With summer quickly approaching, many financial advisors will welcome interns to their practices. Many well-meaning advisors will seek to use interns for important functions, such as helping to forge financial plans, rather than rely on them to conduct menial labor such as running errands. Yet, what many advisors don’t realize is that summer interns can play a major role in strengthening marketing and sales efforts.
That is especially true with efforts to court millennials as clients. Millennials are a bit of paradox for marketers. On one hand, many have been raised to believe that they are special or unique, so they often require customized services and products. Yet, they also tend to value community and social justice.
Having taken on substantial college tuition debt and living through the Great Recession, they can be jaded about the financial services industry, so gaining their trust can be tricky. Many have also dealt with stagnant wage growth. And while they are tech savvy, millennials who seek financial advice on complicated matters often turn to advisors rather than computer-based services.
Despite the financial hurdles that they face, they can be an attractive market for advisors. There are 80 million millennials in the U.S, making it the largest generation in history. In addition, some 40 million millennials have children and an additional 10,000 millennials give birth each day.
As they enter parenthood, they are likely to become frugal and they tend to believe that they can achieve success by working hard, saving money, and limiting their spending. Parenthood, of course, presents unique financial needs for millennials, such as saving for college tuition, purchasing life insurance, and having sufficient disability insurance to replace income that could be lost in the event of an injury or illness.
When considering those factors and the possibility that millennials’ income will increase as their careers advance, it makes sense to pursue the youthful prospects. The challenge, however, is to overcome millennials’ distrust of financial services firms. That’s where college interns can play a major role.
Rather than limiting interns to back-office functions, advisors should include the new recruits in sales meetings when pitching to millennials. Simply put, most individuals feel comfortable when working with people close to their own age. In part, individuals tend to gravitate toward other individuals who may look like them, including appearing to be the same age.
Such behavior, surprisingly, was observed during the filming of the Planet of the Apes movies. During breaks from filming, actors dressed as apes tended to sit together while those dressed as chimpanzees sat together. The seating arrangements were not deliberate but illustrate how we unconsciously prefer to be among people who appear to be similar to ourselves.

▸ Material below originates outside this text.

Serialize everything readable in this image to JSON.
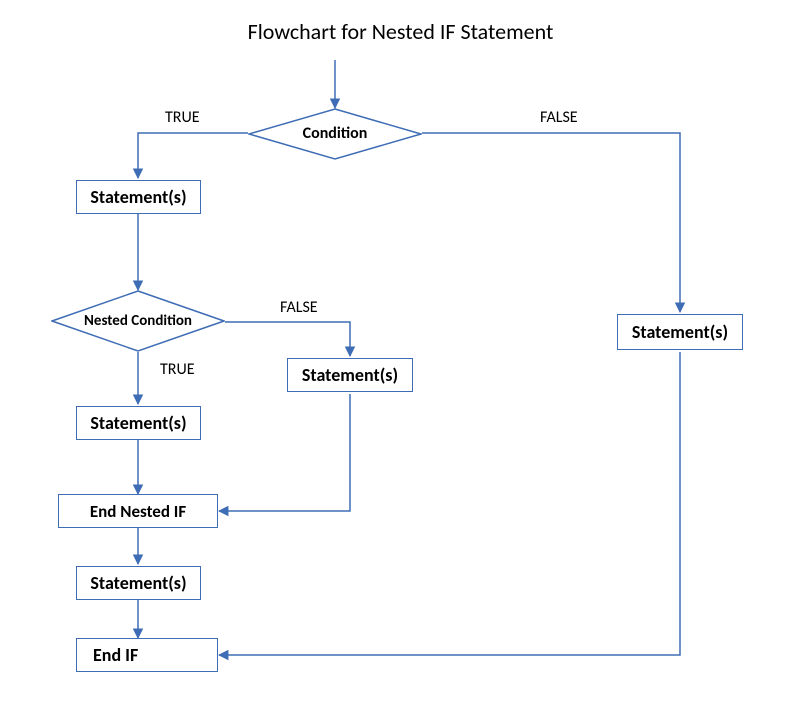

For financial advisors, having millennials on staff can go a long way in winning the trust of other millennials.
Interns should also be used to fine tuning marketing materials. Interns may help ensure that marketing messages are consistent with millennials’ values and speak to millennials’ interests. For example, with millennials tending to be frugal, developing materials that emphasize the value of low cost investment products may be appropriate.
Advisors should also consider marketing materials that emphasize how increasing savings rates can help millennials reach their long-term financial goals. Marketing materials should also provide case studies or examples of how advisors have customized services to meet the unique needs of individual millennials. Emphasizing college tuition planning services and other financial services for new families may also go a long way in courting millennials.